Am J Hematol. 2008 Oct;83(10):800-3. doi: 10.1002/ajh.21264.
Genetic modifiers contribute to phenotypic variability in patients with sickle cell anemia (SCA). The influence of the bilirubin UDP-glucuronosyltransferase (UGT) 1A1 (TA)(n)TAA promoter polymorphism on bilirubin levels and gallbladder disease in SCA was examined using prospectively collected data from the Cooperative Study of Sickle Cell Disease. A total of 324 children with HbSS (median age 6.9 years) had UGT1A1 genotyping; 243 (75%) had common (TA)(6) or (TA)(7) alleles, whereas 81 (25.0%) had variant (TA)(5) or (TA)(8) alleles. The UGT1A1 genotype significantly influenced average bilirubin levels for the common alleles: 6/6 genotype = 2.36 +/- 1.13 mg/dL, 6/7 genotype = 2.90 +/- 1.54 mg/dL, and 7/7 genotype = 4.24 +/- 2.11 mg/dL (P < 0.0001). Thirty-nine percent of children with the 7/7 genotype had documented gallbladder disease, compared with 18.2% with the 6/7 genotype and only 9.9% with the wildtype 6/6 UGT1A1 genotype (P = 0.001). To analyze the (TA)(5) and (TA)(8) variant alleles, three groups were generated, showing increasing bilirubin levels with increasing TA repeats and age. Group 3 (genotypes 6/8, 7/7, and 7/8) had a significantly greater rate of bilirubin change than Groups 1 (genotypes 5/6, 5/7, and 6/6) or 2 (genotype 6/7). These results validate previous smaller studies and confirm that the UGT1A1 promoter polymorphism exerts a powerful influence on bilirubin levels and the development of gallbladder disease in children with SCA. UGT1A1 genotyping should be considered as a screening tool for predicting children most likely to develop gallbladder disease at a young age.

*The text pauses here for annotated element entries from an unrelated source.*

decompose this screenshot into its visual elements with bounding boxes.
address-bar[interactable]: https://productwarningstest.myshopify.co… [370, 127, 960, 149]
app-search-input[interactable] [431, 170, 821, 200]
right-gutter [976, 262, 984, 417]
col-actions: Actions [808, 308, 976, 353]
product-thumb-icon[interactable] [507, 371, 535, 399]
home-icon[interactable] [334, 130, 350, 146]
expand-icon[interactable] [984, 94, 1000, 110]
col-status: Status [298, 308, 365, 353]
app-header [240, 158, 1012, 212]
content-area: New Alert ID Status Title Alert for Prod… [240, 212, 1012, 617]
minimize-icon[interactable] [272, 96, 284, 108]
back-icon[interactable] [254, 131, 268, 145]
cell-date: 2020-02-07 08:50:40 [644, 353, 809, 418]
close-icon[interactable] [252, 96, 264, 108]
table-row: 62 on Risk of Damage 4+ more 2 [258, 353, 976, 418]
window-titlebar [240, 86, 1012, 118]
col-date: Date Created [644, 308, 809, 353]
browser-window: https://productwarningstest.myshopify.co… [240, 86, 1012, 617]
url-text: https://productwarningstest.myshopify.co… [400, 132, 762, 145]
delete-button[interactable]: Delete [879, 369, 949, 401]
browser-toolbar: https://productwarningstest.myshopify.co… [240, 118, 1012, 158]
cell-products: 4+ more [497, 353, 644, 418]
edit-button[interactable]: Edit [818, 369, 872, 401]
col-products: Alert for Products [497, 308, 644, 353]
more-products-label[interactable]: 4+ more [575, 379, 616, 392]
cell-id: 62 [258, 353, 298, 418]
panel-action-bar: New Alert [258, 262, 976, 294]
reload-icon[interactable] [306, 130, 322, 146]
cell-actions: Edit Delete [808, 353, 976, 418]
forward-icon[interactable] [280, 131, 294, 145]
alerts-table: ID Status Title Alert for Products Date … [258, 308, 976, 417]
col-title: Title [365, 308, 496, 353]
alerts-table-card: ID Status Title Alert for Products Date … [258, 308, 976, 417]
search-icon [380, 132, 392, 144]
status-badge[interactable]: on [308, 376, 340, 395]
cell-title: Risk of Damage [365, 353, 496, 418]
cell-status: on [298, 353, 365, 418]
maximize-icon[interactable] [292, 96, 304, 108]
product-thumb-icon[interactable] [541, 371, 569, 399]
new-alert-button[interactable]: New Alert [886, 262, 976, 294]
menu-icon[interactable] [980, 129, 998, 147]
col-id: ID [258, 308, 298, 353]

基因修饰因子导致镰状细胞贫血(SCA)患者出现表型变异。利用镰状细胞病合作研究中前瞻性收集的数据,研究了胆红素尿苷二磷酸葡萄糖醛酸基转移酶(UGT)1A1(TA)nTAA启动子多态性对SCA患者胆红素水平和胆囊疾病的影响。共有324名HbSS儿童(中位年龄6.9岁)进行了UGT1A1基因分型;243名(75%)具有常见的(TA)6或(TA)7等位基因,而81名(25.0%)具有变异的(TA)5或(TA)8等位基因。UGT1A1基因型对常见等位基因的平均胆红素水平有显著影响:6/6基因型 = 2.36 ± 1.13 mg/dL,6/7基因型 = 2.90 ± 1.54 mg/dL,7/7基因型 = 4.24 ± 2.11 mg/dL(P < 0.0001)。7/7基因型的儿童中有39%记录有胆囊疾病,相比之下,6/7基因型的儿童中有18.2%,野生型6/6 UGT1A1基因型的儿童中仅有9.9%(P = 0.001)。为了分析(TA)5和(TA)8变异等位基因,分为三组,结果显示随着TA重复序列增加和年龄增长,胆红素水平升高。第3组(基因型6/8、7/7和7/8)的胆红素变化率显著高于第1组(基因型5/6、5/7和6/6)或第2组(基因型6/7)。这些结果验证了之前规模较小的研究,并证实UGT1A1启动子多态性对SCA儿童的胆红素水平和胆囊疾病的发生有强大影响。UGT1A1基因分型应被视为预测儿童在年轻时最有可能发生胆囊疾病的筛查工具。